Subject: Duty to Disclose
Within the Gilbane Gold case, the major problem is the contribution of water pollution by dumping chemicals to speed production for Z CORP. However, there is doubt as to what extent the company violated city regulations. Tom Richards believes that Z-CORP broke regulations repeatedly but Professor Massin believes that it is not solid evidence. Part of the problem is that two different tests are involved: an older and a less sensitive test which does not break regulations but there is also the newer and more sensitive one which does. The newer test was said that the company just broke city regulations, but not by a large amount.
There is the question about the legal status of the new tests. Would the city use the old or new tests in determining whether Z CORP broke the law? The current law specifies that the old test is, but there is reason to wonder what the courts would do if Z CORP was aware that it was violating the standards by the more sensitive tests. The long-term health effects of presenting numerous amounts of heavy metals into Gilbane Gold have gone under question. When David was interviewed, Massin had said that if the company increased its production significantly, then there may be a problem. How large is this problem? The problem was unsure to the participants in the case but the problem is significant enough that it is brought to attention. It was also presented that the new tests would be expensive but this a very small factor to this problem.
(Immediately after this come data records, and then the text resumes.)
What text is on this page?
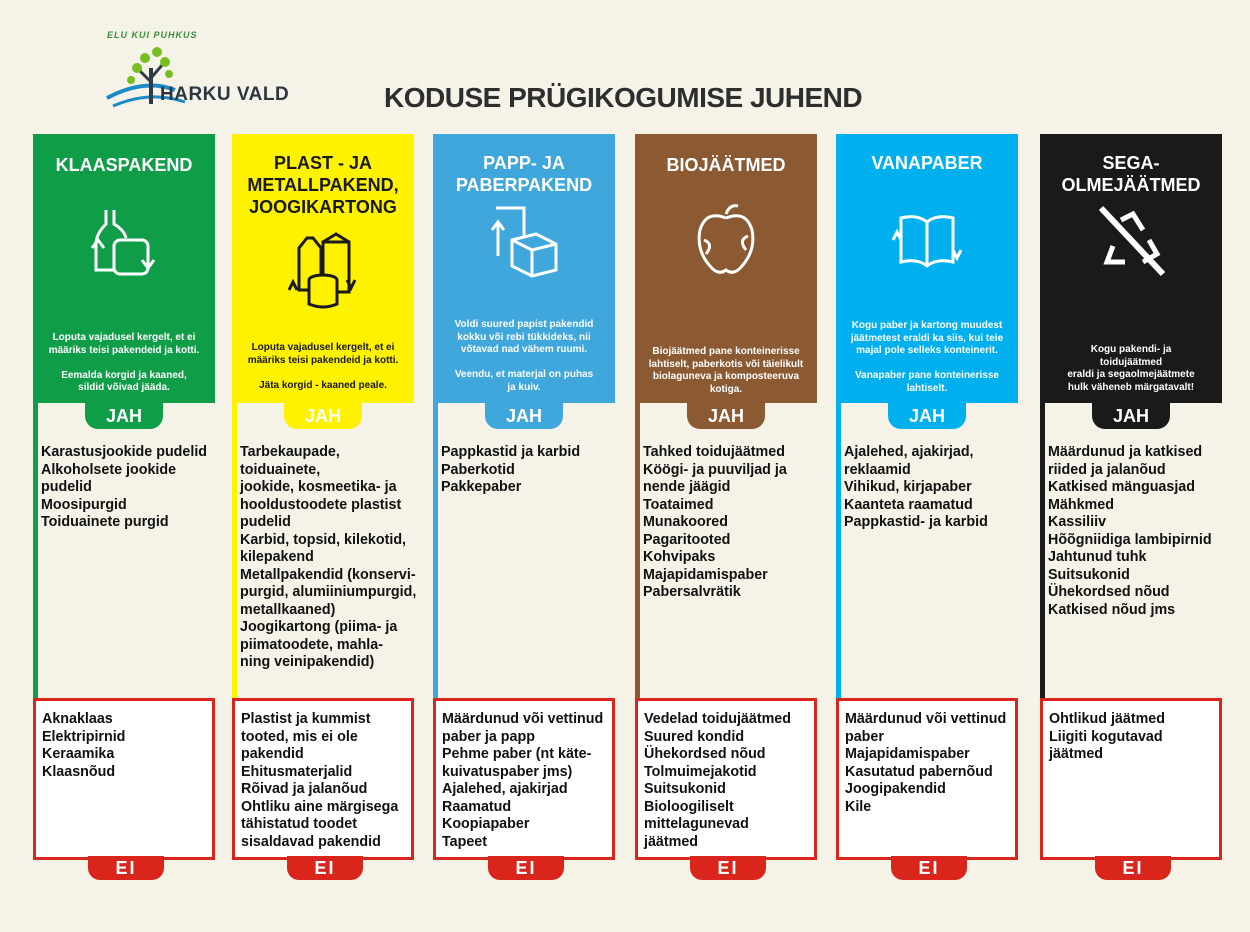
ELU KUI PUHKUS
HARKU VALD	KODUSE PRÜGIKOGUMISE JUHEND
KLAASPAKEND
Loputa vajadusel kergelt, et ei
määriks teisi pakendeid ja kotti.

Eemalda korgid ja kaaned,
sildid võivad jääda.
JAH
Karastusjookide pudelid
Alkoholsete jookide
pudelid
Moosipurgid
Toiduainete purgid
Aknaklaas
Elektripirnid
Keraamika
Klaasnõud
EI
PLAST - JA
METALLPAKEND,
JOOGIKARTONG
Loputa vajadusel kergelt, et ei
määriks teisi pakendeid ja kotti.

Jäta korgid - kaaned peale.
JAH
Tarbekaupade,
toiduainete,
jookide, kosmeetika- ja
hooldustoodete plastist
pudelid
Karbid, topsid, kilekotid,
kilepakend
Metallpakendid (konservi-
purgid, alumiiniumpurgid,
metallkaaned)
Joogikartong (piima- ja
piimatoodete, mahla-
ning veinipakendid)
Plastist ja kummist
tooted, mis ei ole
pakendid
Ehitusmaterjalid
Rõivad ja jalanõud
Ohtliku aine märgisega
tähistatud toodet
sisaldavad pakendid
EI
PAPP- JA
PABERPAKEND
Voldi suured papist pakendid
kokku või rebi tükkideks, nii
võtavad nad vähem ruumi.

Veendu, et materjal on puhas
ja kuiv.
JAH
Pappkastid ja karbid
Paberkotid
Pakkepaber
Määrdunud või vettinud
paber ja papp
Pehme paber (nt käte-
kuivatuspaber jms)
Ajalehed, ajakirjad
Raamatud
Koopiapaber
Tapeet
EI
BIOJÄÄTMED
Biojäätmed pane konteinerisse
lahtiselt, paberkotis või täielikult
biolaguneva ja komposteeruva
kotiga.
JAH
Tahked toidujäätmed
Köögi- ja puuviljad ja
nende jäägid
Toataimed
Munakoored
Pagaritooted
Kohvipaks
Majapidamispaber
Pabersalvrätik
Vedelad toidujäätmed
Suured kondid
Ühekordsed nõud
Tolmuimejakotid
Suitsukonid
Bioloogiliselt
mittelagunevad
jäätmed
EI
VANAPABER
Kogu paber ja kartong muudest
jäätmetest eraldi ka siis, kui teie
majal pole selleks konteinerit.

Vanapaber pane konteinerisse
lahtiselt.
JAH
Ajalehed, ajakirjad,
reklaamid
Vihikud, kirjapaber
Kaanteta raamatud
Pappkastid- ja karbid
Määrdunud või vettinud
paber
Majapidamispaber
Kasutatud pabernõud
Joogipakendid
Kile
EI
SEGA-
OLMEJÄÄTMED
Kogu pakendi- ja
toidujäätmed
eraldi ja segaolmejäätmete
hulk väheneb märgatavalt!
JAH
Määrdunud ja katkised
riided ja jalanõud
Katkised mänguasjad
Mähkmed
Kassiliiv
Hõõgniidiga lambipirnid
Jahtunud tuhk
Suitsukonid
Ühekordsed nõud
Katkised nõud jms
Ohtlikud jäätmed
Liigiti kogutavad
jäätmed
EI
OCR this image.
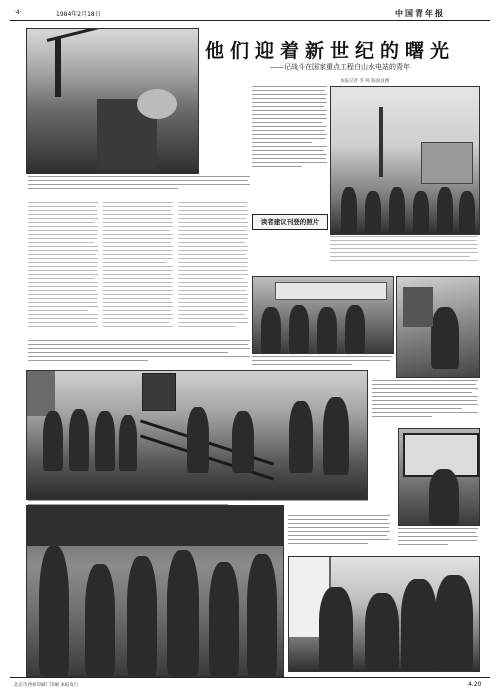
·4·	1984年2月18日	中国青年报
他们迎着新世纪的曙光
——记战斗在国家重点工程白山水电站的青年
本报记者 李 鸣 陈国良摄
读者建议刊登的照片
北京市西郊印刷厂印刷 本报发行	4.20
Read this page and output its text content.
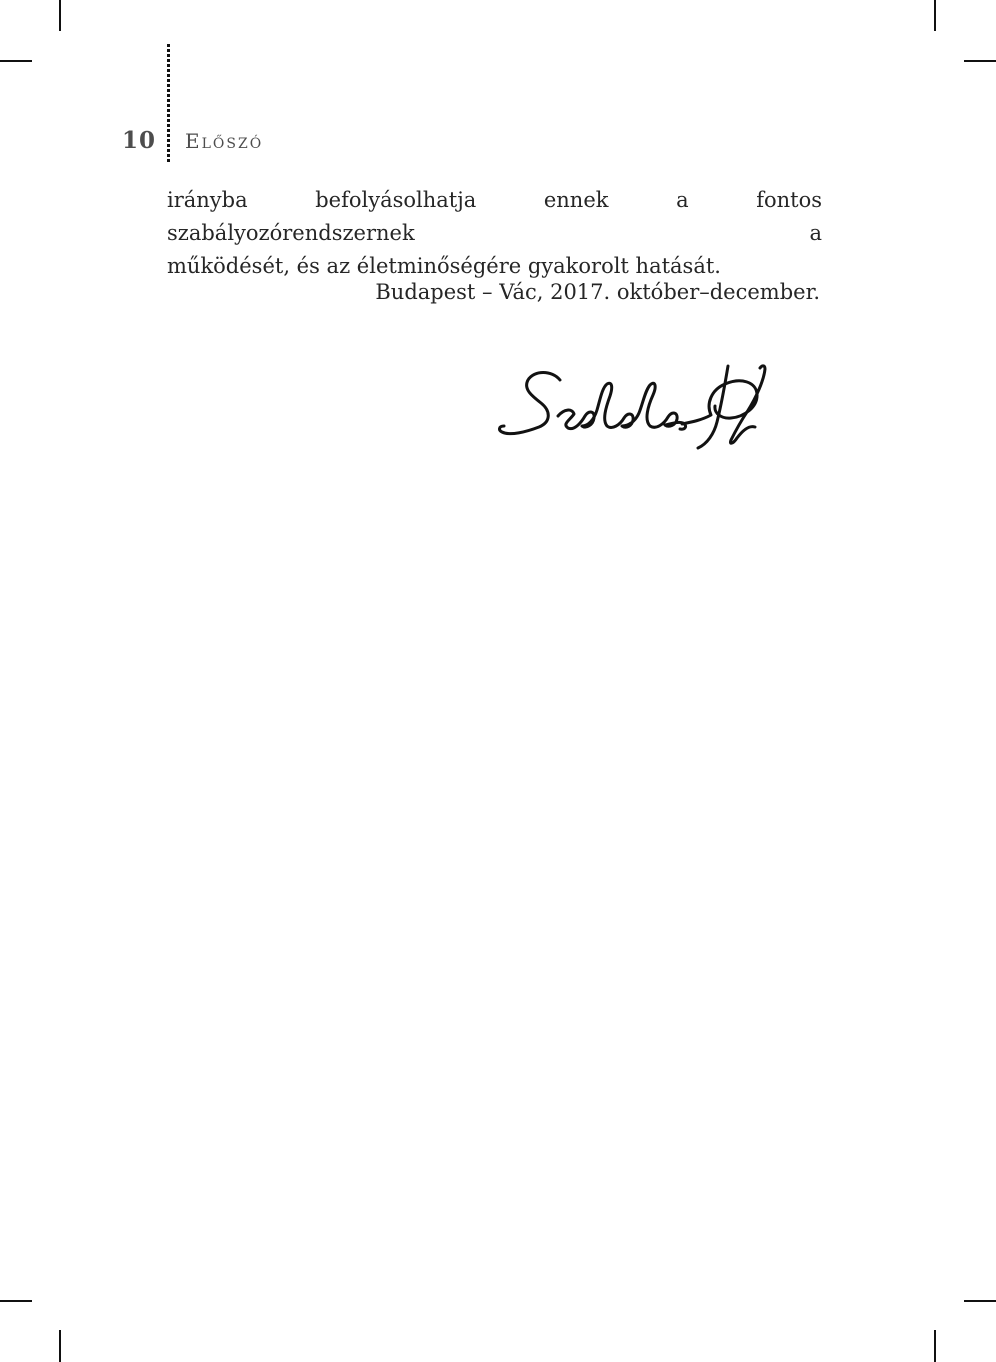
10 Előszó
irányba befolyásolhatja ennek a fontos szabályozórendszernek a
működését, és az életminőségére gyakorolt hatását.
Budapest – Vác, 2017. október–december.
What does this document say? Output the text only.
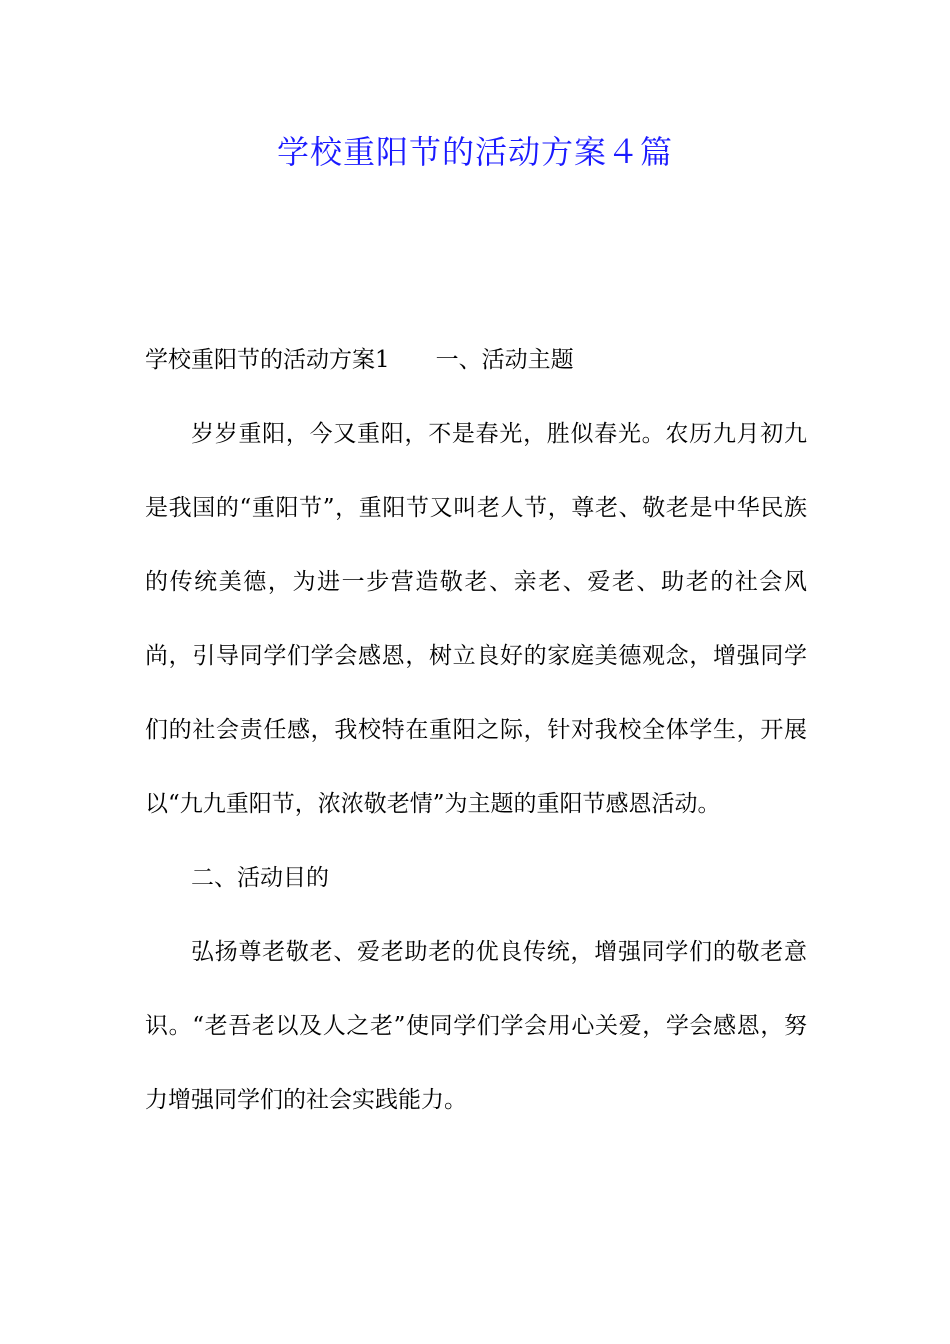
学校重阳节的活动方案４篇

学校重阳节的活动方案1 一、活动主题

岁岁重阳，今又重阳，不是春光，胜似春光。农历九月初九是我国的“重阳节”，重阳节又叫老人节，尊老、敬老是中华民族的传统美德，为进一步营造敬老、亲老、爱老、助老的社会风尚，引导同学们学会感恩，树立良好的家庭美德观念，增强同学们的社会责任感，我校特在重阳之际，针对我校全体学生，开展以“九九重阳节，浓浓敬老情”为主题的重阳节感恩活动。

二、活动目的

弘扬尊老敬老、爱老助老的优良传统，增强同学们的敬老意识。“老吾老以及人之老”使同学们学会用心关爱，学会感恩，努力增强同学们的社会实践能力。
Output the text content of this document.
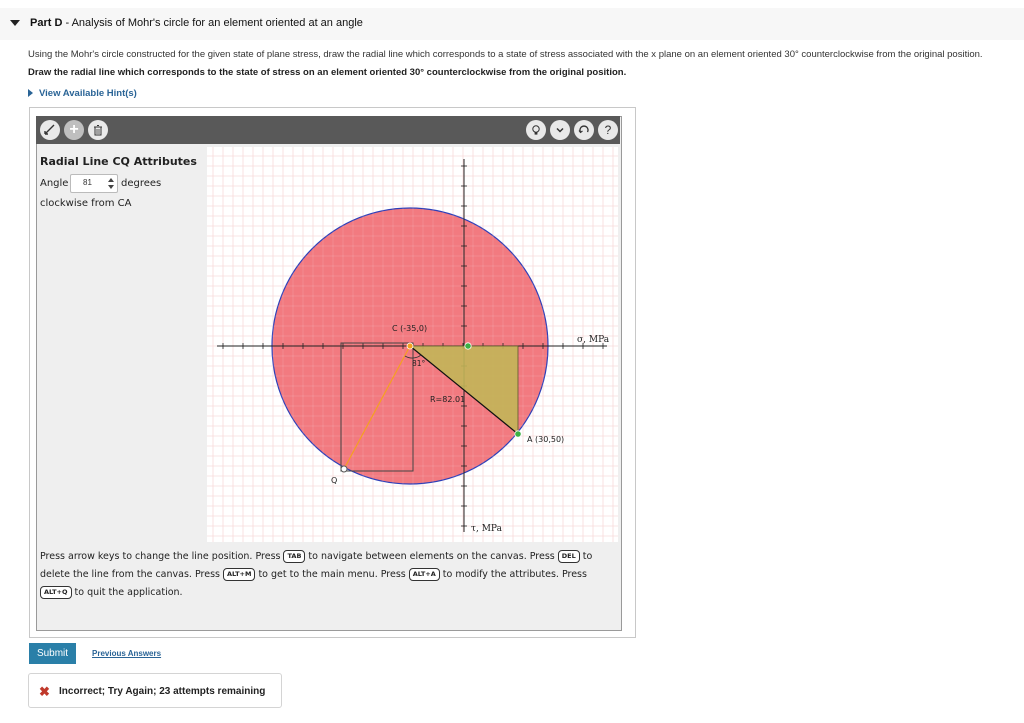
Part D - Analysis of Mohr's circle for an element oriented at an angle
Using the Mohr's circle constructed for the given state of plane stress, draw the radial line which corresponds to a state of stress associated with the x plane on an element oriented 30° counterclockwise from the original position.
Draw the radial line which corresponds to the state of stress on an element oriented 30° counterclockwise from the original position.
View Available Hint(s)
+	?
Radial Line CQ Attributes
Angle 81	degrees
clockwise from CA
C (-35,0)
81°
R=82.01
A (30,50)
Q
σ, MPa
τ, MPa
Press arrow keys to change the line position. Press TAB to navigate between elements on the canvas. Press DEL to delete the line from the canvas. Press ALT+M to get to the main menu. Press ALT+A to modify the attributes. Press ALT+Q to quit the application.
Submit	Previous Answers
✖ Incorrect; Try Again; 23 attempts remaining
What would happen if Z CORP executives took David's suggestion and presented their problem to the city (if it is a problem)? Would city bureaucrats spot Z CORP's financial difficulties and attempt to work out a reasonable agreement with Z CORP? If Z CORP executives knew the city would be willing to do an agreement - perhaps by providing Z CORP added tax relief - they would not hesitate with David's suggestion. It is unknown to how the city of...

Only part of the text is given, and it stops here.